Meditazione Vipassana e il Cammino Interiore: la Saggezza di Corrado Pensa
Corrado Pensa, maestro di meditazione Vipassana, esplora la pratica della "chiara visione" come via per la liberazione dalla sofferenza, intrecciando insegnamenti buddhisti e psicologia per una profonda trasformazione interiore.
Corrado Pensa è stato uno dei principali insegnanti italiani di Meditazione Vipassana, pratica che ha contribuito a diffondere in Italia con dedizione e profondità. Con un passato da docente di filosofia e psicologia alla Sapienza di Roma, ha integrato la sua formazione accademica con un profondo percorso spirituale. È stato anche un importante punto di riferimento per il Centro di Meditazione Vipassana a Roma (AMECO), offrendo insegnamenti che intrecciano saggezza buddhista e psicologia. Pensa è apprezzato per il suo approccio compassionevole e diretto, volto a guidare i praticanti verso una comprensione profonda della realtà e della mente.
Yoga Mind – Come definirebbe Vipassana?
Corrado Pensa – La meditazione di Vipassana, o “chiara visione”, è parte cruciale dell’insegnamento del Buddha, ove essa è considerata lo strumento principe per raggiungere la liberazione dalla sofferenza. Tale meditazione si propone anzitutto di coltivare un’attenzione intenzionale che si rivolge momento per momento a ciò che sorge nel presente: sensazioni fisiche, moti di avversione e di attaccamento, emozioni, immagini, fantasticherie, frequenti ruminazioni mentali. Dunque un’attenzione intenzionale e attiva in contrasto con l’attenzione comunemente intesa che si accende per scopi specifici (fare un lavoro, capire un discorso, seguire un film). Questo tipo di attenzione intenzionale viene esercitata sia nella meditazione formale, sia nella meditazione in azione. Essa si prefigge una graduale depurazione della mente da quel capillare inquinamento prodotto da avversione, attaccamento e confusione mentale, ossia dalle cause fondamentali del disagio esistenziale. In questo modo diventa possibile sviluppare, altrettanto gradualmente, la chiarezza mentale e il calore del cuore.
Che differenza c’è fra concentrazione e attenzione dunque?
La concentrazione è attenzione focalizzata e serve a costituire un fondamento di maggior stabilità e calma mentale. Una volta costruito tale fondamento, l’attenzione, o consapevolezza, deve farsi più diffusa, più flessibile e, soprattutto, più penetrante. In modo da sfociare in una comprensione via via più rilassata e compassionevole dei disagi grandi, piccoli e minimi del nostro quotidiano.
Quali sono le differenze con il pranayama, visto che anche nella Vipassana la respirazione è un elemento fondamentale?
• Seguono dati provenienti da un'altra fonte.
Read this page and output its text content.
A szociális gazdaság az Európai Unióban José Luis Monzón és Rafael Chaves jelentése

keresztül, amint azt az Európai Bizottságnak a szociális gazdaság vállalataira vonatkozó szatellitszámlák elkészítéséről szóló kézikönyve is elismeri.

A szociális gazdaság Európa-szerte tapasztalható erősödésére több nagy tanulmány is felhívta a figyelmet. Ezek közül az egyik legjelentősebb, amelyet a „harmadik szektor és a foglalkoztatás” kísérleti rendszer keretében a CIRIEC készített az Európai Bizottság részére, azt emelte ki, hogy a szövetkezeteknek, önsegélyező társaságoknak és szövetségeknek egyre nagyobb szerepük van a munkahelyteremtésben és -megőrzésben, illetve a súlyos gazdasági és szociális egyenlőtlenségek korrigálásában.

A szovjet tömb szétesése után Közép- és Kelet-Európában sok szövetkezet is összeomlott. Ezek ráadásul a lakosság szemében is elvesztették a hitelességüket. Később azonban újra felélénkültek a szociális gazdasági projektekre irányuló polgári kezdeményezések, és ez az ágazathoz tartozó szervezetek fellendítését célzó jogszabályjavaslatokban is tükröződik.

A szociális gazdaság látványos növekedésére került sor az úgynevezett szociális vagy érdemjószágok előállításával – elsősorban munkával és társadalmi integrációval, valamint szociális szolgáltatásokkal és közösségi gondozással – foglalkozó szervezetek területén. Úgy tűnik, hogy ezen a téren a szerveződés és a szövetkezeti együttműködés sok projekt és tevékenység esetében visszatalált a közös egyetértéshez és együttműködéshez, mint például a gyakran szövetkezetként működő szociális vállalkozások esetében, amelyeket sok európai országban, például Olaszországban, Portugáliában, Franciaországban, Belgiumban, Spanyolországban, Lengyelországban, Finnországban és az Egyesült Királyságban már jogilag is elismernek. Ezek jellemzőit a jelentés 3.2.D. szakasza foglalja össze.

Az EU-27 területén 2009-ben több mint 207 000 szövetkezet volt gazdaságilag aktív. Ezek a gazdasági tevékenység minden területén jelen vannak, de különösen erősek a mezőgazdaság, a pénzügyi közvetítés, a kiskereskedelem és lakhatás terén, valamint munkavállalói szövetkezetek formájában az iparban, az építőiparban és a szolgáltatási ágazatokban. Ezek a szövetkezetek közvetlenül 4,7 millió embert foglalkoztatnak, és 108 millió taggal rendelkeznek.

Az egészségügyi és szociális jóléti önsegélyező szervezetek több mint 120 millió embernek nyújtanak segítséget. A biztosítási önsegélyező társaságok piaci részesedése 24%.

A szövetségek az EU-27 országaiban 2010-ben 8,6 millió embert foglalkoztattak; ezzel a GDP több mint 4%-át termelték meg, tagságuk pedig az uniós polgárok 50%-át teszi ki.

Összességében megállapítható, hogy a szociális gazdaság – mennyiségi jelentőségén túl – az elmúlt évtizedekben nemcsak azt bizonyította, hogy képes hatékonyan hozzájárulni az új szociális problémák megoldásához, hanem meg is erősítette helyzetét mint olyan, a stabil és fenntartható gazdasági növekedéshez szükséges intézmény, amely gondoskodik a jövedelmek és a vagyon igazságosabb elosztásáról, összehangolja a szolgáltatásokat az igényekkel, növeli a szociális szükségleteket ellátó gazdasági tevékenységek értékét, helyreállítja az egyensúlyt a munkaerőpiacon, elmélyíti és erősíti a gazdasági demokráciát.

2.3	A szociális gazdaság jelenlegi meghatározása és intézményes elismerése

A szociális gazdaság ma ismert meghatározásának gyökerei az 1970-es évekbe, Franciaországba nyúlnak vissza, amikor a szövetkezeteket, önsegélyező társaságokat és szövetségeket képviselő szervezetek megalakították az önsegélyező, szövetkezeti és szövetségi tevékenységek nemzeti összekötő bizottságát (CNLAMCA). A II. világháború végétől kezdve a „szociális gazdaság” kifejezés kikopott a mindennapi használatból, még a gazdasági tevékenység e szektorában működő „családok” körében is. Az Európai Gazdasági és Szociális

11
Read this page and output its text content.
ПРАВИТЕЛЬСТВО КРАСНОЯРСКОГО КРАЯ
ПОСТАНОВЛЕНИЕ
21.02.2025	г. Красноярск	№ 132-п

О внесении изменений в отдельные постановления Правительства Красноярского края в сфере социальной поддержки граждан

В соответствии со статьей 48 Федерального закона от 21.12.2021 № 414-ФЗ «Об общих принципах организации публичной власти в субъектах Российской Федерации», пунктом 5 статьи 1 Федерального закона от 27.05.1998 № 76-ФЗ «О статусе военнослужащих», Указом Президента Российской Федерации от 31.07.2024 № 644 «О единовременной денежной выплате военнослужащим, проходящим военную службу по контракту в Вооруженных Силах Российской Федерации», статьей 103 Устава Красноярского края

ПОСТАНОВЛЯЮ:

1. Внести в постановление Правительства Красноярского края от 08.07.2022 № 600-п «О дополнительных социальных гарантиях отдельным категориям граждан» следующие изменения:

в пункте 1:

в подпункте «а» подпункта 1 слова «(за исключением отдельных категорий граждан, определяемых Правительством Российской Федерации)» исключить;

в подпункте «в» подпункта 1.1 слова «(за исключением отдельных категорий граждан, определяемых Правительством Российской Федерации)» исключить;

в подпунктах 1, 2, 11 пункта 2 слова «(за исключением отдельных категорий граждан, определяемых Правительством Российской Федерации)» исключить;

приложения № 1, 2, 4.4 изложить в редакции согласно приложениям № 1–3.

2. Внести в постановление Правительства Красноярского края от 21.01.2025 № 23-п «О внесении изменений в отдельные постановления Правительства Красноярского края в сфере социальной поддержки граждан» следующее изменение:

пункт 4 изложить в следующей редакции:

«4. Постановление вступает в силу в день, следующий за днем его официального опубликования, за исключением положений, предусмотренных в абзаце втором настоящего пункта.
Nel pranayama, come la stessa parola sanscrita dice, si controlla il respiro. Nella modalità più diffusa della Vipassana il respiro, invece, si segue così com’è. Inoltre il respiro è solo uno dei supporti meditativi possibili: parti del corpo, reattività emotiva, suoni, etc., sono per esempio alcuni dei molti altri.
Quali sono le modalità pratiche della meditazione Vipassana?
Nella maggior parte degli stili di Vipassana i modi formali di praticare sono due: seduti con la schiena eretta e gli occhi chiusi o socchiusi oppure in camminata lenta e consapevole, con gli occhi aperti. Poco coltivata in Occidente ma diffusa, invece, nel sudest asiatico, la meditazione in piedi da fermi.
Non occorre essere buddhisti per praticare la Vipassana?
Sono d’accordo, però è necessario entrare un minimo nella questione. “Essere buddhisti”, nel senso di essere dogmaticamente sicuri della superiorità del buddhismo, è una forma di ciò che il Buddha chiamava “attaccamento alle opinioni e ai punti di vista”. Quindi mi pare che, fino a quando non abbiamo deposto questa presunzione, non siamo nemmeno entrati nel cammino del Buddha.
Se si segue appassionatamente il cammino interiore indicato dal Buddha, fondato su etica, meditazione e saggezza compassionevole, allora il fatto che ci si dica buddhisti o meno mi sembra irrilevante. Ci sono oggi in Occidente cristiani che percorrono la via del Buddha con molta più serietà di un buddhista “ideologico” e appagato dalle sue credenze.
In realtà la questione di fondo è da sempre un’altra: fino a che punto vogliamo dare priorità assoluta al cammino interiore lasciando così che esso riorienti radicalmente la nostra vita?